A dying breed of upper-middle-class WASPS trying to adjus to New Wave values that rub against the grain of their inflexible, traditional souls lies at the core of A.R. Gurney's witty play "The Cocktail Hour," on stage at Theatre Hopkins through May 26.
This outstanding production, excellently directed by Suzanne Pratt, is a droll, sophisticated work that is as tender as it is funny. Amusing references and comparisons to T.S. Eliot's "The Cocktail Party" are sprinkled throughout.
A contemporary drawing-room comedy, the show is essentially autobiographical in nature reflecting Gurney's difficult relationship with his father.
Only in the stage work a bonding is achieved between the two, and family relationships are clarified, unlike Gurney's real life experience.
In Gurney's work family secrets are revealed and tempers flare as old wounds are reopened and nurtured by the consumption of a large quantity of alcohol.
The playwright's great-grandfather's puzzling suicide (referred to in the play) evidently cast a heavy shadow over his grandfather's and father's lives. They both settled for a safe bourgeois world where servants, playing golf at the country club and the cocktail hour were sacred rituals.
"There is nothing more dangerous than the cocktail hour," says one of Gurney's characters in the play. "It has taken the place of evening prayers," jokes his stage father.
In the show the oldest son, John, a brooding playwright who has an annoying penchant for over analyzing everything, returns home to get permission to produce a realistic play he has written about his father.
Naturally the patriarch of the house is horrified and refuses; "Why can't you write about nice, trivial things?" His son agrees to wait until his father has passed on.

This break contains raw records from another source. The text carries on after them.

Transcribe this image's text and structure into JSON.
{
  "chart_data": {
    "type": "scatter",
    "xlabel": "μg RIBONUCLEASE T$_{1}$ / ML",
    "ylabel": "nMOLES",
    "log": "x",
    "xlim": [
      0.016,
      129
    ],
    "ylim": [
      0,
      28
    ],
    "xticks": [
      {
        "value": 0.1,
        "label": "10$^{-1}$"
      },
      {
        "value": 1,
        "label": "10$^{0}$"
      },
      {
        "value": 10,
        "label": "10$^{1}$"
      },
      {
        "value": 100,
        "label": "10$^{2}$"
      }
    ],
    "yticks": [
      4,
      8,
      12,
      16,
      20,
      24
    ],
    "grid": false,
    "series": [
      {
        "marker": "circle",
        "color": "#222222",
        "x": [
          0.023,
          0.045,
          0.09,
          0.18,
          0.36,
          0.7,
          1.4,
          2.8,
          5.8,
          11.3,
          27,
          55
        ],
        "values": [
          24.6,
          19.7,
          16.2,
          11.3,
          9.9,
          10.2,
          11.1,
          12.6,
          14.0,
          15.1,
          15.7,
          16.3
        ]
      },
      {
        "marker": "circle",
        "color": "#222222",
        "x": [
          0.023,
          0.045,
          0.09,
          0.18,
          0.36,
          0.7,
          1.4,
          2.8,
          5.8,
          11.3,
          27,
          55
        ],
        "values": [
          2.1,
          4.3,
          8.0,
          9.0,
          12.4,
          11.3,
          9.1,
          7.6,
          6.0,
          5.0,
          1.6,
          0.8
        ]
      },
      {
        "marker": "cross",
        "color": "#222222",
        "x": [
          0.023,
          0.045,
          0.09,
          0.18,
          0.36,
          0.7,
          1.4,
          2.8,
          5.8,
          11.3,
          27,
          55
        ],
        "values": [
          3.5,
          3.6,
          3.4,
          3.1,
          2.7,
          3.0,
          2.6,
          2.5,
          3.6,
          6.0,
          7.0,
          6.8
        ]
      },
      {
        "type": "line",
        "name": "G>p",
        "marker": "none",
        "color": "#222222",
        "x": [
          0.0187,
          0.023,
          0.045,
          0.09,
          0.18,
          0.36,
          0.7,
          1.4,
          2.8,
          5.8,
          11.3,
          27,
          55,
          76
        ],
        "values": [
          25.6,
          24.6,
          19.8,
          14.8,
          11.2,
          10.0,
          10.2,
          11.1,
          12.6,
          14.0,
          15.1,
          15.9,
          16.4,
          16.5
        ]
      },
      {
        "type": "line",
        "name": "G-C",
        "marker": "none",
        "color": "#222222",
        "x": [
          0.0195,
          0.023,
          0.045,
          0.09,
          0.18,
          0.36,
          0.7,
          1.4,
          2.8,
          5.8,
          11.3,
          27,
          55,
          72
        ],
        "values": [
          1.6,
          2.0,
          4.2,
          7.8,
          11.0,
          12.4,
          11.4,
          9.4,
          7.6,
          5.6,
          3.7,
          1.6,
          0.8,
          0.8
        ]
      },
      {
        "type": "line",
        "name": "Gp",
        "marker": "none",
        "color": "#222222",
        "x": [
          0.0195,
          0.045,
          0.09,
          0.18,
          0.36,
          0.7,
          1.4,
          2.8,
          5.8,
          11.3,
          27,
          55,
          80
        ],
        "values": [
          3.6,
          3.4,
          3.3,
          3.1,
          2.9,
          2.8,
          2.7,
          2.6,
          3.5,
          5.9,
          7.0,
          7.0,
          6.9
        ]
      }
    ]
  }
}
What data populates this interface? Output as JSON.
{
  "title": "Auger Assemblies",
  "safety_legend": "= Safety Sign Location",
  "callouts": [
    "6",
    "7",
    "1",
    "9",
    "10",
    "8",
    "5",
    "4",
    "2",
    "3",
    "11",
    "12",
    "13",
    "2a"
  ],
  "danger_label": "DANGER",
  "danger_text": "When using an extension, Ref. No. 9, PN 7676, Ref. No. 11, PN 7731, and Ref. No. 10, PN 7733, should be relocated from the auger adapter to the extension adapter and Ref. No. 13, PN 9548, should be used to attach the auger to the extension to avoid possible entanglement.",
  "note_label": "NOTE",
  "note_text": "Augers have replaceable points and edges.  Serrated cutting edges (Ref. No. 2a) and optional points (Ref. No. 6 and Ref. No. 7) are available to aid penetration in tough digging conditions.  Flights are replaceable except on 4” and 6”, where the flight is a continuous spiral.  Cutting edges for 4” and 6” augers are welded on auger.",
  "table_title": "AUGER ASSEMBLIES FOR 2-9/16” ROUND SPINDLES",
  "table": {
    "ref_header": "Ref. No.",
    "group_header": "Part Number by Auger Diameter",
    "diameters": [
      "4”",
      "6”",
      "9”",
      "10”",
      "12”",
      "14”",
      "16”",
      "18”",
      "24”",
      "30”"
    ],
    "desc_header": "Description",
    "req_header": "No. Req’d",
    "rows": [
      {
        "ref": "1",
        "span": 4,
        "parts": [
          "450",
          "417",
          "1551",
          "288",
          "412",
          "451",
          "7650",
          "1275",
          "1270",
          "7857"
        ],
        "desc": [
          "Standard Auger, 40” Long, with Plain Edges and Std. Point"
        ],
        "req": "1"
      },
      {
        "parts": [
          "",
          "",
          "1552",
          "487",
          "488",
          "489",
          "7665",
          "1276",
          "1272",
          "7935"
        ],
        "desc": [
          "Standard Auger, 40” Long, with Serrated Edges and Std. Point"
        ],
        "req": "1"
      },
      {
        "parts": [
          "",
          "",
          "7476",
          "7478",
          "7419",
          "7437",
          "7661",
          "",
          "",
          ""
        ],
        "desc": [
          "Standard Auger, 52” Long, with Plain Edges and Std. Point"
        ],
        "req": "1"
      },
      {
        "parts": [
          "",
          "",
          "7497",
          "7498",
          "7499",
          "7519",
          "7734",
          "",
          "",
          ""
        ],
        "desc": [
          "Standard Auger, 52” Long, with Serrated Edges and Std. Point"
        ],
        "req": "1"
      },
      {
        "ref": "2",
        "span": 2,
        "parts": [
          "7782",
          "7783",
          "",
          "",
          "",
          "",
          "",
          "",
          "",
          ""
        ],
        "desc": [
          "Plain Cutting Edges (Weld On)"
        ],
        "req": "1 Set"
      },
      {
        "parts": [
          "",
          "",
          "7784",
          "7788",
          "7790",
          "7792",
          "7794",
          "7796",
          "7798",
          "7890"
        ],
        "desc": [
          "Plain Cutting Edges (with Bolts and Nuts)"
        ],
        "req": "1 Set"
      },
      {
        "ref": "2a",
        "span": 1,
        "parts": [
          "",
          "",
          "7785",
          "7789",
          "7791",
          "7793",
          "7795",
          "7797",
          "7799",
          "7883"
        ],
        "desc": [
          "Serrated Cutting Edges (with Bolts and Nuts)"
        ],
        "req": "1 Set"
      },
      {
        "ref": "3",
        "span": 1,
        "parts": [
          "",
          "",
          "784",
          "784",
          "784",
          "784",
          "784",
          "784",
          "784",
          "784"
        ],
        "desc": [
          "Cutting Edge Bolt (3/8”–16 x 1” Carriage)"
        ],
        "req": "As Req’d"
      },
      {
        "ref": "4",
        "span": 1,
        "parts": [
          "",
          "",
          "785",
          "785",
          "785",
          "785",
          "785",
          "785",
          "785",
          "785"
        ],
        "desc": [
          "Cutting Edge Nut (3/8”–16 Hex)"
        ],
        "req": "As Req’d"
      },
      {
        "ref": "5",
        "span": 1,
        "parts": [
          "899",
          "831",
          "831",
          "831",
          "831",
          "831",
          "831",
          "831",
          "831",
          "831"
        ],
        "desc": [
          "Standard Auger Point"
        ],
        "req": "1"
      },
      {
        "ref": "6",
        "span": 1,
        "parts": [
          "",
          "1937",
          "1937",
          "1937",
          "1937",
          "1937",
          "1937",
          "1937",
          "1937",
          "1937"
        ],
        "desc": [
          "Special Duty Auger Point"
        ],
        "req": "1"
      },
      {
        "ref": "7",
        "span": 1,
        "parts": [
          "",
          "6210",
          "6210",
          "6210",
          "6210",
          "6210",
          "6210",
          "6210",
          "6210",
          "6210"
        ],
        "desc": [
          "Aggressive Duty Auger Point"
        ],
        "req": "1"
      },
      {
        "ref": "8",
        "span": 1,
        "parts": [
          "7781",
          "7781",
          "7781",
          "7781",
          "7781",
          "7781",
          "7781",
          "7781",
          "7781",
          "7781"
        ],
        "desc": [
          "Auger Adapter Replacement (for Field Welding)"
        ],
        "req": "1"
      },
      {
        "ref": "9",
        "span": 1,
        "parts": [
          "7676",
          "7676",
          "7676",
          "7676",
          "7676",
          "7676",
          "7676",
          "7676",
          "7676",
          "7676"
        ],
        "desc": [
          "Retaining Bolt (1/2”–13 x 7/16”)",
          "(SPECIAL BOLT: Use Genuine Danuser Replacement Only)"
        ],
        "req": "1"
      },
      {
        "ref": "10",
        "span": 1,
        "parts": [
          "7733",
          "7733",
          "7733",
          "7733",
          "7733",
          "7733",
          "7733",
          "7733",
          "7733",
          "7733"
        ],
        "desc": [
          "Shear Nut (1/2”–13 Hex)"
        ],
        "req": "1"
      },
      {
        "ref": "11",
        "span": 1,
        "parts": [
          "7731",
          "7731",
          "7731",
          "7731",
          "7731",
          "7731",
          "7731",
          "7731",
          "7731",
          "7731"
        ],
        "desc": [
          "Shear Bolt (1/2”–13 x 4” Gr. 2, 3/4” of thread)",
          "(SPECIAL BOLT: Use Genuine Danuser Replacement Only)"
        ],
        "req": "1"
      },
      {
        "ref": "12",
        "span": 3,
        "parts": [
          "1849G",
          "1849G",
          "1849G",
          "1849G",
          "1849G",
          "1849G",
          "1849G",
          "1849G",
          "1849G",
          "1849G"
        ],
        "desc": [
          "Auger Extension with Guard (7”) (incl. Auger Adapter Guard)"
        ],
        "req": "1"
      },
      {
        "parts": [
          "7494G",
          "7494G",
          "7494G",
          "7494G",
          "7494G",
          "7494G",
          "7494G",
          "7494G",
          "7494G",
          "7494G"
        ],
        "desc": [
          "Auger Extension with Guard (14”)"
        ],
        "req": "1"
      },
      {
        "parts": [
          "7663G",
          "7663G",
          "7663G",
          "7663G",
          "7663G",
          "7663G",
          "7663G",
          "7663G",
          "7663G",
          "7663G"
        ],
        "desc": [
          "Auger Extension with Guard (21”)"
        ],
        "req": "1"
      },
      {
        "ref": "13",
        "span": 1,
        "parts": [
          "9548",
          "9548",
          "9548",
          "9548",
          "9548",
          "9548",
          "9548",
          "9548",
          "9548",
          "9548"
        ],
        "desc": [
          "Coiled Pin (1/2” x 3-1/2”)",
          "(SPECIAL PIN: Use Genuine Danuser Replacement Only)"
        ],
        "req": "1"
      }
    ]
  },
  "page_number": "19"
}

John is constantly seeking his father's approval and has always harbored a sneaking suspicion that he is adopted. This notion is given some weight by his very reserved mother's surprising confession that she once wrote a romantic novel in which a character like herself had a love affair with the man who groomed their horses.
Daughter Nina, who has married properly and done all the right things, enters the cocktail rite, which precedes the customary formal dinner, and becomes insulted when she finds she is only a minor character in John's play. She is suffering from an identity crisis and wants to prove herself by moving temporarily to another state to be part of a training program for seeing-eye dogs.
Jigger, the favored son, never appears. We learn through a telephone conversation that he has given up his business job and is headed for California to fulfill his dream of boat building.
The world is crumbling about the father as he sees his offspring taking the free paths he never could.
This local production of "The Cocktail Hour" is distinguished by the stupendous performance of Robert Walsh as the blustering, self-pitying, yet likable "head of the household."
Walsh's long, rambling monologues in the beginning, interrupted only by snippets of others' conversations, are priceless.
The actor's wife, Ruth Walsh, gives a thoroughly amusing performance as the feather-brained mother that is remindful of the studied mannerisms of a nancy reagan and the fey quality of a Gracie Allen
Harry B. Turner offers a fine, indept, probing characterization as the insecure playwright cansttly testing his parents' love.
Bethany Brown is endearingly comical as the frustrated daughter not content to be just a proper wife and mother.
* A pleasantly entertaining version of Rodgers and Hammerstein's classic musical, "The King and I," is on stage at the TowsonTowne Dinner Theatre through June 16. The show stars Dennis Knight as the exotic king of Siam who reluctantly learns Western ways from an independent English governess played by Sue Centurelli.
The show features nice performances, great old songs, and good choreography -- especially "The Ballet: Small House of Uncle Thomas" number -- and musical direction by Robert Jenkins. Good support is given by Bill Grauer, Colleen Gilpin and Richard Byrd.